In its complaint, the SEC alleged that the insurers’ funds were supposed to be used to pay policyholder claims. But instead, the agency alleged, Mr. Lindberg “treated the funds as his own assets and used the money for any purpose he decided was in his best interest
In one alleged scheme starting in late 2017, according to the SEC, Messrs. Lindberg and Herwig had the insurers sell assets after they were questioned by North Carolina regulators, then repurchased essentially the same ones under a different structure, at an inflated price.
A Lindberg-owned entity pocketed the difference, more than $57 million, the SEC alleged. The boards of the insurers weren’t notified about the mechanics of the transaction nor that Mr. Lindberg pocketed the difference, according to the complaint.

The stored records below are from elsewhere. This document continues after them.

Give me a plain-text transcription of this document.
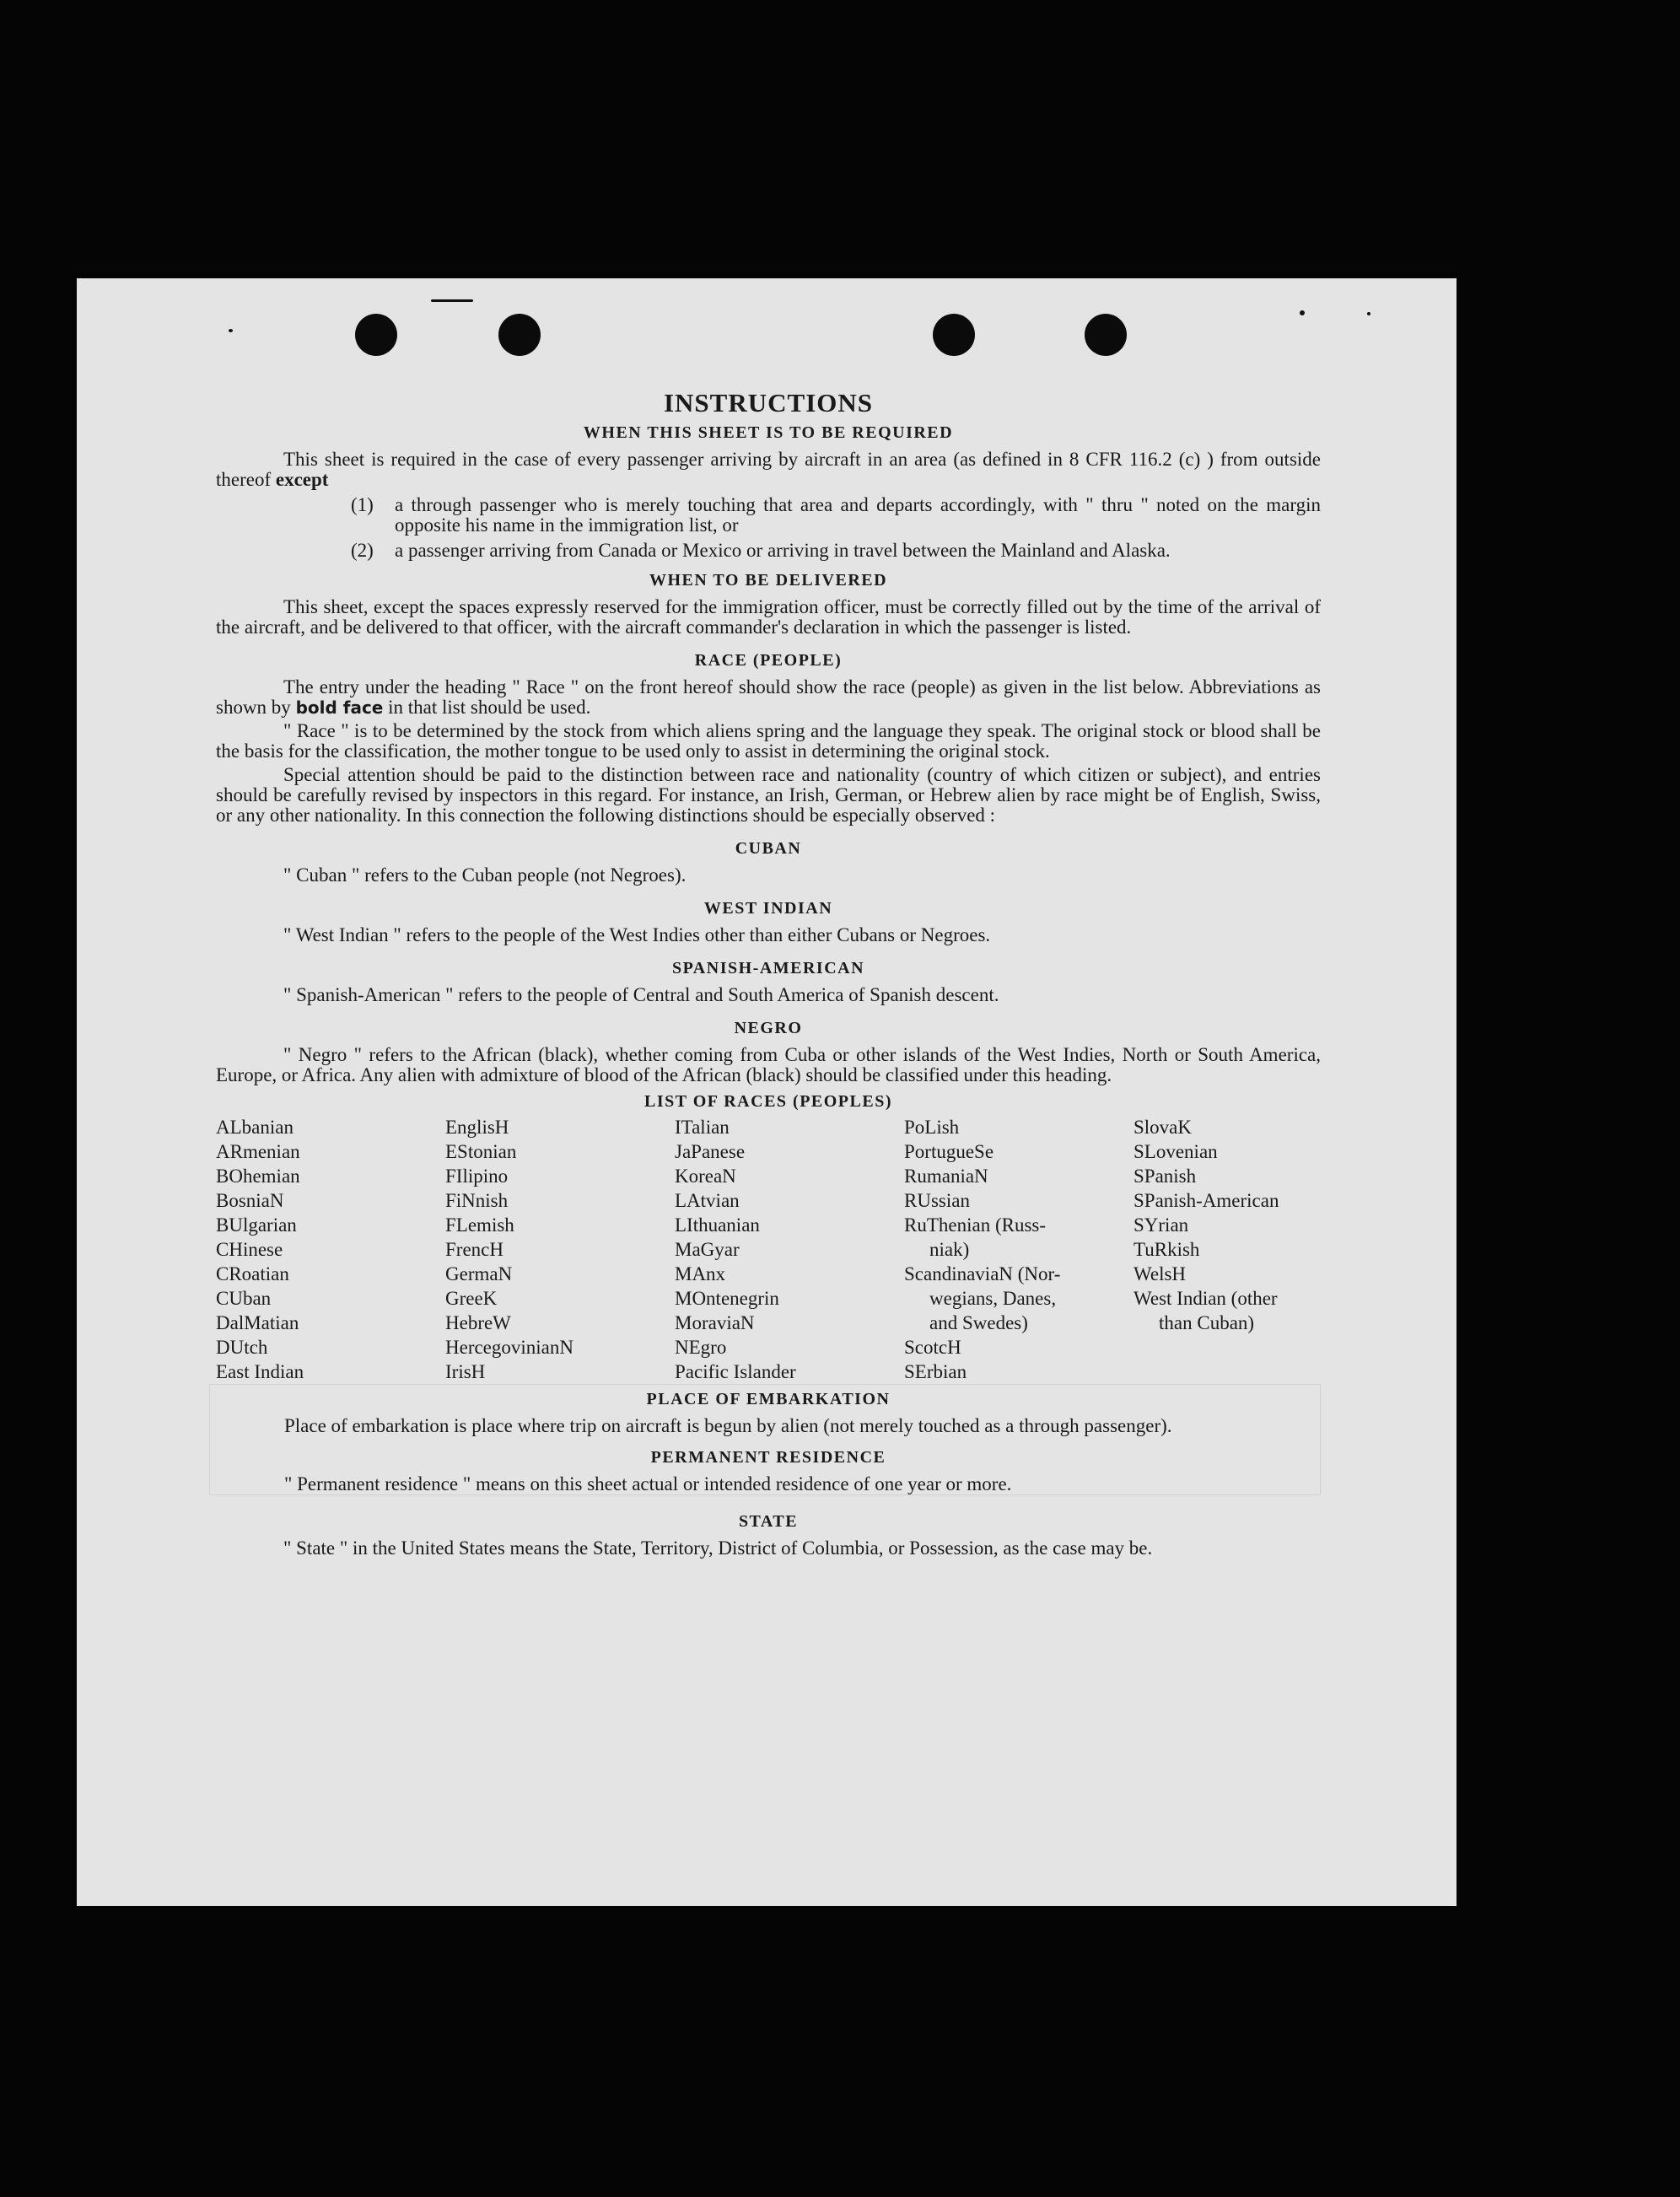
INSTRUCTIONS
WHEN THIS SHEET IS TO BE REQUIRED

This sheet is required in the case of every passenger arriving by aircraft in an area (as defined in 8 CFR 116.2 (c) ) from outside thereof except

(1)	a through passenger who is merely touching that area and departs accordingly, with " thru " noted on the margin opposite his name in the immigration list, or
(2)	a passenger arriving from Canada or Mexico or arriving in travel between the Mainland and Alaska.
WHEN TO BE DELIVERED

This sheet, except the spaces expressly reserved for the immigration officer, must be correctly filled out by the time of the arrival of the aircraft, and be delivered to that officer, with the aircraft commander's declaration in which the passenger is listed.

RACE (PEOPLE)

The entry under the heading " Race " on the front hereof should show the race (people) as given in the list below. Abbreviations as shown by bold face in that list should be used.

" Race " is to be determined by the stock from which aliens spring and the language they speak. The original stock or blood shall be the basis for the classification, the mother tongue to be used only to assist in determining the original stock.

Special attention should be paid to the distinction between race and nationality (country of which citizen or subject), and entries should be carefully revised by inspectors in this regard. For instance, an Irish, German, or Hebrew alien by race might be of English, Swiss, or any other nationality. In this connection the following distinctions should be especially observed :

CUBAN

" Cuban " refers to the Cuban people (not Negroes).

WEST INDIAN

" West Indian " refers to the people of the West Indies other than either Cubans or Negroes.

SPANISH-AMERICAN

" Spanish-American " refers to the people of Central and South America of Spanish descent.

NEGRO

" Negro " refers to the African (black), whether coming from Cuba or other islands of the West Indies, North or South America, Europe, or Africa. Any alien with admixture of blood of the African (black) should be classified under this heading.

LIST OF RACES (PEOPLES)
ALbanian
ARmenian
BOhemian
BosniaN
BUlgarian
CHinese
CRoatian
CUban
DalMatian
DUtch
East Indian
EnglisH
EStonian
FIlipino
FiNnish
FLemish
FrencH
GermaN
GreeK
HebreW
HercegovinianN
IrisH
ITalian
JaPanese
KoreaN
LAtvian
LIthuanian
MaGyar
MAnx
MOntenegrin
MoraviaN
NEgro
Pacific Islander
PoLish
PortugueSe
RumaniaN
RUssian
RuThenian (Russ-
niak)
ScandinaviaN (Nor-
wegians, Danes,
and Swedes)
ScotcH
SErbian
SlovaK
SLovenian
SPanish
SPanish-American
SYrian
TuRkish
WelsH
West Indian (other
than Cuban)
PLACE OF EMBARKATION

Place of embarkation is place where trip on aircraft is begun by alien (not merely touched as a through passenger).

PERMANENT RESIDENCE

" Permanent residence " means on this sheet actual or intended residence of one year or more.

STATE

" State " in the United States means the State, Territory, District of Columbia, or Possession, as the case may be.
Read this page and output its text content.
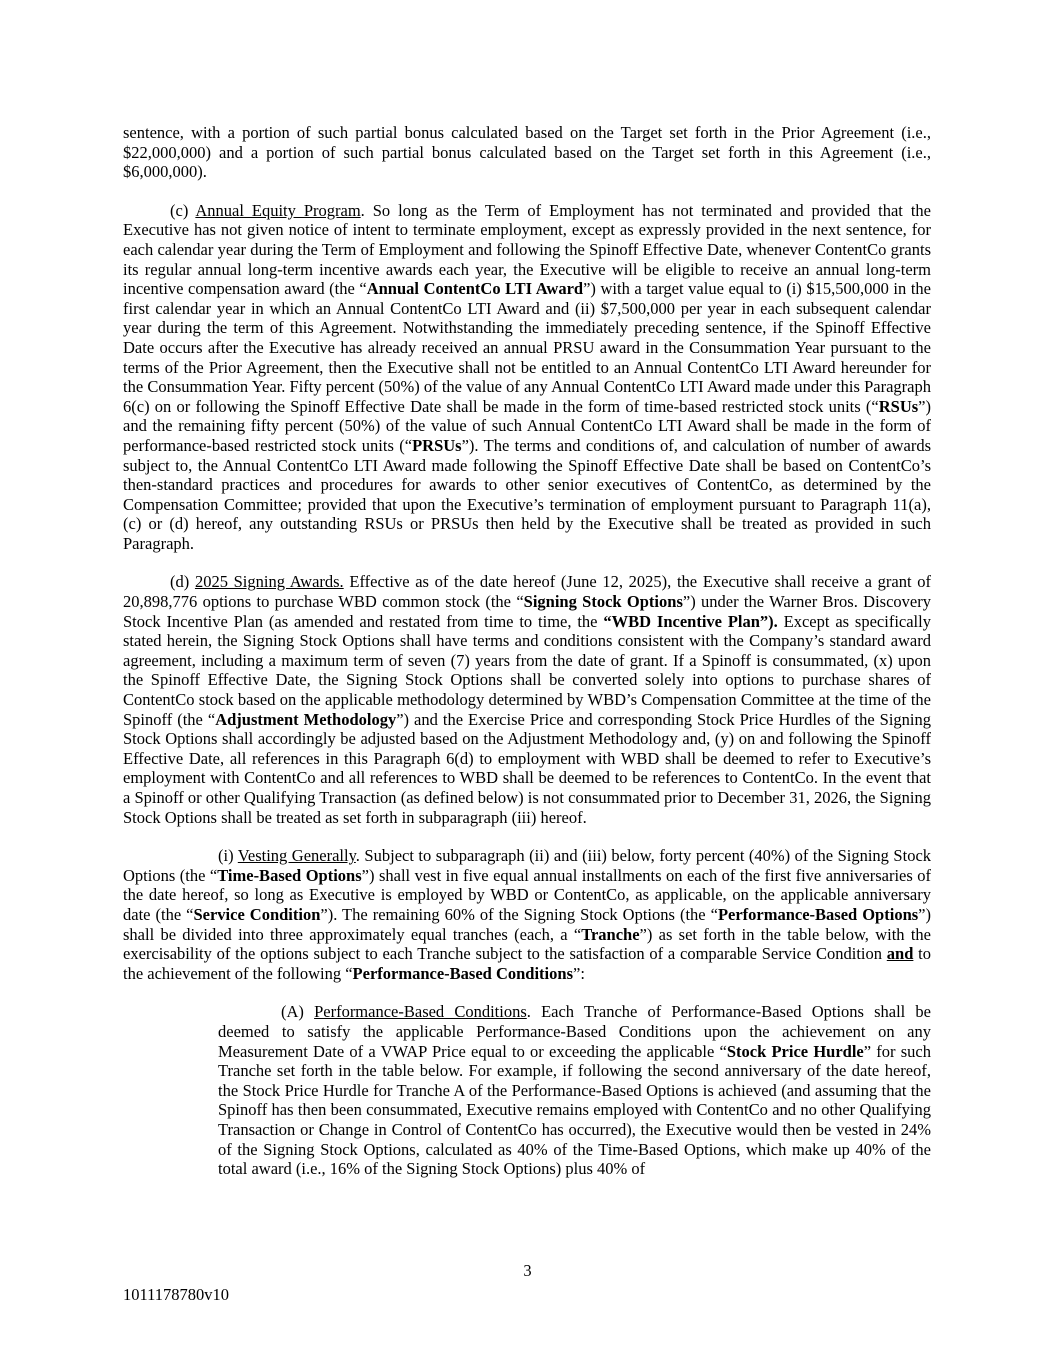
sentence, with a portion of such partial bonus calculated based on the Target set forth in the Prior Agreement (i.e., $22,000,000) and a portion of such partial bonus calculated based on the Target set forth in this Agreement (i.e., $6,000,000).

(c) Annual Equity Program. So long as the Term of Employment has not terminated and provided that the Executive has not given notice of intent to terminate employment, except as expressly provided in the next sentence, for each calendar year during the Term of Employment and following the Spinoff Effective Date, whenever ContentCo grants its regular annual long-term incentive awards each year, the Executive will be eligible to receive an annual long-term incentive compensation award (the “Annual ContentCo LTI Award”) with a target value equal to (i) $15,500,000 in the first calendar year in which an Annual ContentCo LTI Award and (ii) $7,500,000 per year in each subsequent calendar year during the term of this Agreement. Notwithstanding the immediately preceding sentence, if the Spinoff Effective Date occurs after the Executive has already received an annual PRSU award in the Consummation Year pursuant to the terms of the Prior Agreement, then the Executive shall not be entitled to an Annual ContentCo LTI Award hereunder for the Consummation Year. Fifty percent (50%) of the value of any Annual ContentCo LTI Award made under this Paragraph 6(c) on or following the Spinoff Effective Date shall be made in the form of time-based restricted stock units (“RSUs”) and the remaining fifty percent (50%) of the value of such Annual ContentCo LTI Award shall be made in the form of performance-based restricted stock units (“PRSUs”). The terms and conditions of, and calculation of number of awards subject to, the Annual ContentCo LTI Award made following the Spinoff Effective Date shall be based on ContentCo’s then-standard practices and procedures for awards to other senior executives of ContentCo, as determined by the Compensation Committee; provided that upon the Executive’s termination of employment pursuant to Paragraph 11(a), (c) or (d) hereof, any outstanding RSUs or PRSUs then held by the Executive shall be treated as provided in such Paragraph.

(d) 2025 Signing Awards. Effective as of the date hereof (June 12, 2025), the Executive shall receive a grant of 20,898,776 options to purchase WBD common stock (the “Signing Stock Options”) under the Warner Bros. Discovery Stock Incentive Plan (as amended and restated from time to time, the “WBD Incentive Plan”). Except as specifically stated herein, the Signing Stock Options shall have terms and conditions consistent with the Company’s standard award agreement, including a maximum term of seven (7) years from the date of grant. If a Spinoff is consummated, (x) upon the Spinoff Effective Date, the Signing Stock Options shall be converted solely into options to purchase shares of ContentCo stock based on the applicable methodology determined by WBD’s Compensation Committee at the time of the Spinoff (the “Adjustment Methodology”) and the Exercise Price and corresponding Stock Price Hurdles of the Signing Stock Options shall accordingly be adjusted based on the Adjustment Methodology and, (y) on and following the Spinoff Effective Date, all references in this Paragraph 6(d) to employment with WBD shall be deemed to refer to Executive’s employment with ContentCo and all references to WBD shall be deemed to be references to ContentCo. In the event that a Spinoff or other Qualifying Transaction (as defined below) is not consummated prior to December 31, 2026, the Signing Stock Options shall be treated as set forth in subparagraph (iii) hereof.

(i) Vesting Generally. Subject to subparagraph (ii) and (iii) below, forty percent (40%) of the Signing Stock Options (the “Time-Based Options”) shall vest in five equal annual installments on each of the first five anniversaries of the date hereof, so long as Executive is employed by WBD or ContentCo, as applicable, on the applicable anniversary date (the “Service Condition”). The remaining 60% of the Signing Stock Options (the “Performance-Based Options”) shall be divided into three approximately equal tranches (each, a “Tranche”) as set forth in the table below, with the exercisability of the options subject to each Tranche subject to the satisfaction of a comparable Service Condition and to the achievement of the following “Performance-Based Conditions”:

(A) Performance-Based Conditions. Each Tranche of Performance-Based Options shall be deemed to satisfy the applicable Performance-Based Conditions upon the achievement on any Measurement Date of a VWAP Price equal to or exceeding the applicable “Stock Price Hurdle” for such Tranche set forth in the table below. For example, if following the second anniversary of the date hereof, the Stock Price Hurdle for Tranche A of the Performance-Based Options is achieved (and assuming that the Spinoff has then been consummated, Executive remains employed with ContentCo and no other Qualifying Transaction or Change in Control of ContentCo has occurred), the Executive would then be vested in 24% of the Signing Stock Options, calculated as 40% of the Time-Based Options, which make up 40% of the total award (i.e., 16% of the Signing Stock Options) plus 40% of

3
1011178780v10
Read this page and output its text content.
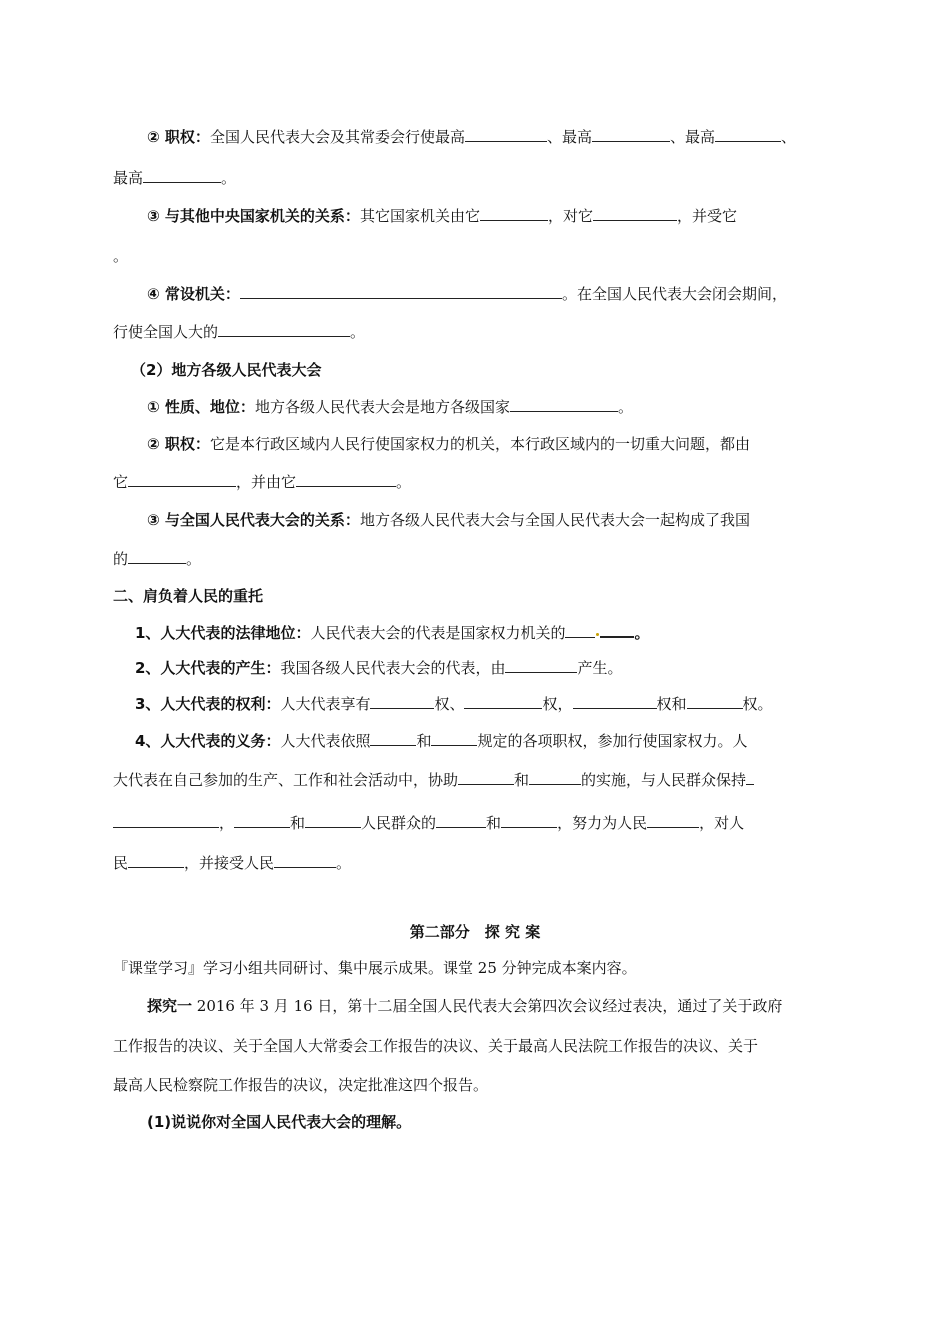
② 职权：全国人民代表大会及其常委会行使最高	、最高	、最高	、
最高	。
③ 与其他中央国家机关的关系：其它国家机关由它	，对它	，并受它
。
④ 常设机关：	。在全国人民代表大会闭会期间，
行使全国人大的	。
（2）地方各级人民代表大会
① 性质、地位：地方各级人民代表大会是地方各级国家	。
② 职权：它是本行政区域内人民行使国家权力的机关，本行政区域内的一切重大问题，都由
它	，并由它	。
③ 与全国人民代表大会的关系：地方各级人民代表大会与全国人民代表大会一起构成了我国
的	。
二、肩负着人民的重托
1、人大代表的法律地位：人民代表大会的代表是国家权力机关的	。
2、人大代表的产生：我国各级人民代表大会的代表，由	产生。
3、人大代表的权利：人大代表享有	权、	权，	权和	权。
4、人大代表的义务：人大代表依照	和	规定的各项职权，参加行使国家权力。人
大代表在自己参加的生产、工作和社会活动中，协助	和	的实施，与人民群众保持
，	和	人民群众的	和	，努力为人民	，对人
民	，并接受人民	。
第二部分　探 究 案
『课堂学习』学习小组共同研讨、集中展示成果。课堂 25 分钟完成本案内容。
探究一 2016 年 3 月 16 日，第十二届全国人民代表大会第四次会议经过表决，通过了关于政府
工作报告的决议、关于全国人大常委会工作报告的决议、关于最高人民法院工作报告的决议、关于
最高人民检察院工作报告的决议，决定批准这四个报告。
(1)说说你对全国人民代表大会的理解。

The transactions weakened the finances of the insurers, the SEC alleged. In addition, the agency said $3.3 million of the insurers’ assets went to finance the purchase of a personal residence for Mr. Lindberg and more than $4 million of the profits from the round-trip transactions was transferred to a personal cash account for Mr. Lindber
The SEC also alleged that a Malta entity indirectly owned by Mr. Lindberg, Standard Advisory Services Ltd., collected more than $21 million in advisory fees from the defrauded insurers. The Malta entity, which for a period was an SEC-registered investment adviser and also is a defendant in the case, lent $35 million to entities controlled by Mr. Lindberg and paid $12.9 million in dividends to a shell parent company he owned, the SEC alleged
The defendants also extracted millions of dollars in cash and other liquid assets from the Bermuda insurer for use in Mr. Lindberg’s other businesses, the SEC alleged, by loading the insurer’s books with illiquid, “sham investments."
The SEC brought the action under its authority to regulate investment advisers, saying the individual defendants and the Malta entity had a fiduciary duty to act in the best interests of the insurers they were advising. The agency seeks disgorgement of allegedly ill-gotten gains and other monetary penalties, among other relief.